The objective of Tibetan Dream Yoga practice is to perceive the waking stage as a dream state. It is therefore necessary to integrate the dream into meditation. This requires understanding and prior control of what happens during the dreams.
On this line, we should get familiar with this state, then regard the waking stage as the dream. However, if we are on the move, walking or driving, imagining that it is a dream, it may entail some problems.
In general, our dreams are cloudy, hardly ever clear: this way of perceiving things represents an obstacle. In the human body, the subtle energy center and the dream state’s consciousness lies in the neck. Specific practices, which consist of penetrating this level, allow us to increase our focus in this area, and the clarity that we need in order to perceive this state better. The body has several energy centers: for instance, in the one of the head, the consciousness’ energies flow in the waking stage; in the heart’s center – there are the energies belonging to the consciousness of the deep sleep of death. Whether it is in a waking stage or in sleep mode, one of the important tasks of consciousness is to build a model of the surrounding world we experience. In waking stage, this model is based on sensory data, the best source of information on the environment. To the extent that this model helps us survive, the construction of the world requires consideration of our current needs, emotions and goals.

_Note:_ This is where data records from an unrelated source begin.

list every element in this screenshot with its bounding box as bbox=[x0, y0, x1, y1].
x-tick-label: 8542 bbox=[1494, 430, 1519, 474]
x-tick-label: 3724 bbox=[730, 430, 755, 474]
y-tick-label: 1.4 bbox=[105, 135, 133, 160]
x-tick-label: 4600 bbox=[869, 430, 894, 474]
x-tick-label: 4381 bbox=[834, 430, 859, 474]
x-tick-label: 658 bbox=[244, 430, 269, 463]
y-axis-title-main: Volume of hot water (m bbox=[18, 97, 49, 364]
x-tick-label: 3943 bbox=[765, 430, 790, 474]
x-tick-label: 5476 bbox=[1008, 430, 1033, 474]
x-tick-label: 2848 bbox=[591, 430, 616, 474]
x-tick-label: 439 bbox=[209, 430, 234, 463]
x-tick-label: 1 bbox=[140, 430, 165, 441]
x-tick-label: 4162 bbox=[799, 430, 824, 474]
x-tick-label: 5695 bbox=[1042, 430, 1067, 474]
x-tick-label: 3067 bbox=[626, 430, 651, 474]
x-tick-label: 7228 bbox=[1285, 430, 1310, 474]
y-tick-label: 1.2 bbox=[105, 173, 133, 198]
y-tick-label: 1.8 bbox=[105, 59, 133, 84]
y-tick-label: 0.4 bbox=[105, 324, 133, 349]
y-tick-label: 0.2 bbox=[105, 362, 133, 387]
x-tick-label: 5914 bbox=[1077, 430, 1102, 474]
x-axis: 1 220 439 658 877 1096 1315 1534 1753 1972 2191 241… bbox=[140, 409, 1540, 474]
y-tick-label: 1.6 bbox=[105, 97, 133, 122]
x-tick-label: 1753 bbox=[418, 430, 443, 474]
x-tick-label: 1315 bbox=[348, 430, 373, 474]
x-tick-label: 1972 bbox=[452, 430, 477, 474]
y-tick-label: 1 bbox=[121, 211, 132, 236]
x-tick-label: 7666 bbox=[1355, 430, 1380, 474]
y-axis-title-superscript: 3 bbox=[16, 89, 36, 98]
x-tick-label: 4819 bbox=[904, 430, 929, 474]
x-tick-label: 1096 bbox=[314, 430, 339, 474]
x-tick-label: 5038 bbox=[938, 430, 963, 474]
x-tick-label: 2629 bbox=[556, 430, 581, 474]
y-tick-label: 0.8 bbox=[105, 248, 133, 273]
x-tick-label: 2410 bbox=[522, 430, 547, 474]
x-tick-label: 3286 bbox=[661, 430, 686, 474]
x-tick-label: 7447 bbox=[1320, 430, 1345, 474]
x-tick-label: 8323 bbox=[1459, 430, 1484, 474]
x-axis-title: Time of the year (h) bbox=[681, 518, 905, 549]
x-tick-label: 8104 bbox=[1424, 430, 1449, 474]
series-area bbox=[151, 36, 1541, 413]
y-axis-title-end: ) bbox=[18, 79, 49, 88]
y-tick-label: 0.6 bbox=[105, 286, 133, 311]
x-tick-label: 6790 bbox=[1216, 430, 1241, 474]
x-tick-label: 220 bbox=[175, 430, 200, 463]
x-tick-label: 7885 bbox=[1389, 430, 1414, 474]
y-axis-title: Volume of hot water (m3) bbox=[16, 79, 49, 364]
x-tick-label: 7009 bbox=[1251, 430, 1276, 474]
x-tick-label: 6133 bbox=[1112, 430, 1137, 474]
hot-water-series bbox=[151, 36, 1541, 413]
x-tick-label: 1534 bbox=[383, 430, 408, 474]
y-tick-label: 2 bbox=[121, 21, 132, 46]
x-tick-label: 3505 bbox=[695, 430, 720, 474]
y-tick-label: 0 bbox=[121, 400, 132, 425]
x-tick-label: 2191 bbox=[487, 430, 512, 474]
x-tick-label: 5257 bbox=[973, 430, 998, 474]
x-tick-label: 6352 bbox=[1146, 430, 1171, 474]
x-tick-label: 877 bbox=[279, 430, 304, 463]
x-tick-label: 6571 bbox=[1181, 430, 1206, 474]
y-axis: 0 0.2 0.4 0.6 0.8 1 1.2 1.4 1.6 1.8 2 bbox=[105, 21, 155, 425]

Due to the fact that during sleep we only have access to very little sensory information on the environment, our representation of the world is built upon our motivations and expectations on what is “susceptible” to occur, and the amassed information from previous experiences. Therefore, what occurs in dreams, whether lucid or not, is largely determined by our expectations.
In ordinary dreams, we are limited by our assumptions on the possible things from our past experience in the material world. Instead, lucid dreamers know that in the dream the law of gravity is not valid, so nothing prevents them from flying; and they really do fly with great pleasure.
“Take this very moment and treat it as if you just realized that you were dreaming. See what happens.” – Unknown quote.